Another goal of the neurologic channelopathies group is to develop therapeutic trials in hopes of developing new therapies for muscle pain and stiffness, Barohn says.
"And we're working on those now," he says. "We've submitted to the FDA to study a drug that may reduce muscle stiffness and pain."
The IVR method of collecting data will continue to be used throughout the three-year trial, assuming funding comes through, Barohn says.
"We'd have two years of background IVR data before we go into actual treatment," Barohn explains. "In the treatment trial, we'll use new IVR data from patients put on the drug or a placebo, and every week they will call in for four weeks, and then they'll be flipped, and those on the active drug will go on the placebo."
This way, researchers hope to learn whether the drug works.
The RDCRN funding paid for the groundwork research that was necessary before investigators could reach the point of designing a therapeutic trial, Barohn notes.

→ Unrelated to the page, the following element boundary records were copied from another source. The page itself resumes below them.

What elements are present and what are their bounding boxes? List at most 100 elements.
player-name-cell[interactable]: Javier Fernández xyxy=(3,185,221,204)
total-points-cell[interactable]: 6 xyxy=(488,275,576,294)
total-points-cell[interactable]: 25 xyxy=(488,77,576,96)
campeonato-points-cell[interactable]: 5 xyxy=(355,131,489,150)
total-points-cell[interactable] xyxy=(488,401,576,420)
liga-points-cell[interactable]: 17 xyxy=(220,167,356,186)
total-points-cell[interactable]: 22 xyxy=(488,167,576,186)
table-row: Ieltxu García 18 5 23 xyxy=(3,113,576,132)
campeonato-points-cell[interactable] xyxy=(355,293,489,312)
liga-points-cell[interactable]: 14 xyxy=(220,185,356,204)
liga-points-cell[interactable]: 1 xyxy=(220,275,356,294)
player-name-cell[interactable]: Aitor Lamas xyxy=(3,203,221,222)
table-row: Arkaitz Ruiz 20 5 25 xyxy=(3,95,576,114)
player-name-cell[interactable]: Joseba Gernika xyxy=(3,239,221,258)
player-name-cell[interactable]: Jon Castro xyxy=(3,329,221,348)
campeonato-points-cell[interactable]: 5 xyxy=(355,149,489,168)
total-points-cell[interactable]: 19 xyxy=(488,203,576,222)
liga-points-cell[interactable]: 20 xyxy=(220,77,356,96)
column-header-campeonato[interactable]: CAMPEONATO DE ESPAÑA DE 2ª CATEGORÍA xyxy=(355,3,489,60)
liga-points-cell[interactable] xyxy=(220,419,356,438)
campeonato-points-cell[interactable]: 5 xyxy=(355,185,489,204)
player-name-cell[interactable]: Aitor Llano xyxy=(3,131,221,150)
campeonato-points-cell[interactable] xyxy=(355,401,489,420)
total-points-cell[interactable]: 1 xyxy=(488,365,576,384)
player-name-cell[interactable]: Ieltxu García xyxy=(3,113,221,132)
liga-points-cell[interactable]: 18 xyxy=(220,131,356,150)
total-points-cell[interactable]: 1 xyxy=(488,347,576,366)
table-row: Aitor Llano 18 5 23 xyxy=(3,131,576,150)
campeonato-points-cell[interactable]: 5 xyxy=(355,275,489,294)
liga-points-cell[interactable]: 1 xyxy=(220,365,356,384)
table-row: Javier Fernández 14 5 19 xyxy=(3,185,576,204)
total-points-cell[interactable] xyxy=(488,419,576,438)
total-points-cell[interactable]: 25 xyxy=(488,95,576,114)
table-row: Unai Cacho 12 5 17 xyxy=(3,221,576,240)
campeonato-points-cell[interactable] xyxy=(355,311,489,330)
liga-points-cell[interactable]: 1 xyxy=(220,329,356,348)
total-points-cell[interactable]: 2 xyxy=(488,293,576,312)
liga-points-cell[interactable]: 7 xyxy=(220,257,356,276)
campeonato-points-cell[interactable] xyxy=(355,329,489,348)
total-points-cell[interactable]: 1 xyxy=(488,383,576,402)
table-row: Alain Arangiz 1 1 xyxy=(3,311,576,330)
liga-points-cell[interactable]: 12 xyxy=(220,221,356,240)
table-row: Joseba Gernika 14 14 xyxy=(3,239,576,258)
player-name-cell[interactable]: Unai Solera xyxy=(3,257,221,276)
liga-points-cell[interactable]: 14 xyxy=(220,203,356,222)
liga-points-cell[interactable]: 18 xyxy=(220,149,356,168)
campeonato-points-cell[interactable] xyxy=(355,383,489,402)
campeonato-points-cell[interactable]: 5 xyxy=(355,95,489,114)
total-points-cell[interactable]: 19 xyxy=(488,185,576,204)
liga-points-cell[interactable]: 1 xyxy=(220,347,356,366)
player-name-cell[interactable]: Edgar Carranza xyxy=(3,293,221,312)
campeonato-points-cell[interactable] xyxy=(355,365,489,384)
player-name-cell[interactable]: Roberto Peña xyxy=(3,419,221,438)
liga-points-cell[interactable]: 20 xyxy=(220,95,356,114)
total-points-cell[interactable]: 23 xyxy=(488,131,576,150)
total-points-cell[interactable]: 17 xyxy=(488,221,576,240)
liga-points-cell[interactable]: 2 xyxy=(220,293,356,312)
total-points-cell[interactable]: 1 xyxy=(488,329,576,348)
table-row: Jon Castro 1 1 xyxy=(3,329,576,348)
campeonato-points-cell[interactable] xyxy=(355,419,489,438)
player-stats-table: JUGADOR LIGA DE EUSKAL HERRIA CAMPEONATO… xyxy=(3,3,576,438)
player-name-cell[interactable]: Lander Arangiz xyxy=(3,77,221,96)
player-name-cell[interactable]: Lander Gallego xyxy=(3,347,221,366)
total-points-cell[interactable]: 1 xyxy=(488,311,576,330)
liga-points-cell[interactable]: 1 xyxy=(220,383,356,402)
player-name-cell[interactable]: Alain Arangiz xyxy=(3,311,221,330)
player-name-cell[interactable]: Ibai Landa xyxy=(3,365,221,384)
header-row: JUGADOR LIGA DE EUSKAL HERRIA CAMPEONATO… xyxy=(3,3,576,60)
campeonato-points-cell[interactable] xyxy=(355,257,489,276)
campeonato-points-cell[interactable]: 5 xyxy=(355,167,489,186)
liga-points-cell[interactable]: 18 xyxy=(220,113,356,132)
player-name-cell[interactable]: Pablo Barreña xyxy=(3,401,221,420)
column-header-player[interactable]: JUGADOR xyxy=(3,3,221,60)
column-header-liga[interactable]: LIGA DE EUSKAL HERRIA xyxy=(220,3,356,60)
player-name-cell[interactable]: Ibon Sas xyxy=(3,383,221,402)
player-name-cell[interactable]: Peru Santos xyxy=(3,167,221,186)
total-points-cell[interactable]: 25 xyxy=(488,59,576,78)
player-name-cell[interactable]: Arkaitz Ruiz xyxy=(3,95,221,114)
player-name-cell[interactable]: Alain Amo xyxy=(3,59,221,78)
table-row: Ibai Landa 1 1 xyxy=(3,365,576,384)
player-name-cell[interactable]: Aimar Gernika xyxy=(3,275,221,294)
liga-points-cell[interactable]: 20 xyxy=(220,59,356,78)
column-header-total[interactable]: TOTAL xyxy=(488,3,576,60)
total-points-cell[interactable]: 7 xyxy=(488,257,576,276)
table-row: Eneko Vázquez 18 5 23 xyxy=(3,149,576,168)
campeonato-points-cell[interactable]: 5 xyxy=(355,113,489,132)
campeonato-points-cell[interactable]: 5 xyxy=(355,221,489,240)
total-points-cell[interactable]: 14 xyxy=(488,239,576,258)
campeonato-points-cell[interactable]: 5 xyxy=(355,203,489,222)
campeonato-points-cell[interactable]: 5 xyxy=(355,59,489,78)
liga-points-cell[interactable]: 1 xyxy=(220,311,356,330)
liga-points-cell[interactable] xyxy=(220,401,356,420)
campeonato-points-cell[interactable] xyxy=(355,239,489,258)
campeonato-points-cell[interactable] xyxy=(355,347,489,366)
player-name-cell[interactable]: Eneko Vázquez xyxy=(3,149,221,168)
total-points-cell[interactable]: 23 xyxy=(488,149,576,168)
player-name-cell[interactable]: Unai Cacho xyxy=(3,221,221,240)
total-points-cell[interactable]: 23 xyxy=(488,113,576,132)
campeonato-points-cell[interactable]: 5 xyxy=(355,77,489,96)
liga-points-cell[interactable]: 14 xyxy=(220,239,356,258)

"We're hoping RDCRN gets refunded, and our site is refunded," he says. "It's conceivable that if there is another round of funding to our site, we might be able to do the trial without additional funds — but you can never bank on it, so we're actively pursuing grant funding from additional sources."
The bone marrow failure disease consortium's clinical research also has advanced as a result of the network.
Investigators have conducted clinical trials involving a potential treatment for large granular lymphocyte (LGL) leukemia, which is a very rare form of leukemia, says Thomas P. Loughran, Jr, MD, director of Penn State Cancer Institute, and professor of medicine at the Penn State College of Medicine in Hershey, PA.
"We've identified a certain biological molecular pathway that the study drug Zarnestra turns off," Loughran explains. "In the lab, all LGL cells are readily killed by medicine."
The network enabled investigators to more quickly enroll patients in the first phase of the study, which tested seven patients with the rare disease to see what the toxicity and side effects were in using the study drug, he says.
"Soon after the protocol was activated, for example, we had four patients at the Moffitt Cancer Center in Tampa, FL, and we had three from here go on the protocol right away," Loughran says. "So we enrolled our first seven patients very quickly for a rare disease."
Zarnestra, the drug's trade name, showed some definite biological activity in terms of killing the LGL cells in patients, Loughran says.
"The bone marrows improved, but there wasn't a definite response in terms of improving the actual blood counts," he adds. "So we're trying to figure out whether we go to a second phase of it which calls for increasing the dose of medicine or whether we change it and continue with the current dose."